The least surprising part of the story is what the media have covered. The court documents show that Health and Human Services assistant secretary Rachel Levine, who is transgender, pushed WPATH to eliminate age-limit recommendations contained in a near-final draft of its latest standards of care. But that’s what you’d expect from a partisan public official. While Levine should be fired for playing politics with children’s health, what’s far more concerning is that WPATH quickly agreed.

The organization started and ended the development of its so-called gold standard guidelines in the same place — by covering itself in muddy partisanship. WPATH is far from the only medical organization that consistently puts transgender ideology ahead of evidence.
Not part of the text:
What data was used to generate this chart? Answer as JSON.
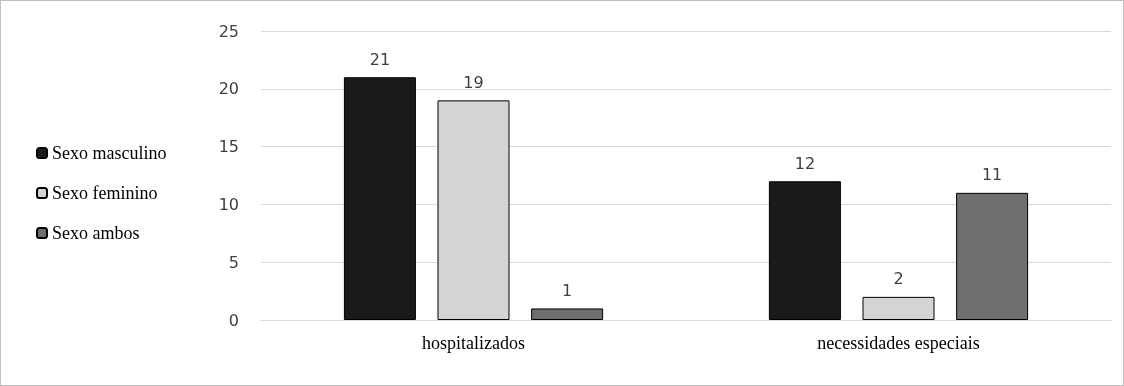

The same goes for the American Academy of Pediatrics, which attempts to stifle debate on pediatric gender medicine, and the Endocrine Society, whose president was publicly rebuked by international experts for claiming that gender-affirming care for youth is an evidence-based practice.

Yet the World Professional Association for Transgender Health is the worst offender because it has made the most consistent claims of following the evidence and has influenced laws to an unmatched extent. The organization will continue touting its standards of care, but policy-makers and parents should recognize its claims for what they’ve always been — a naked lie.

Roy Eappen is a practicing endocrinologist and senior fellow at Do No Harm.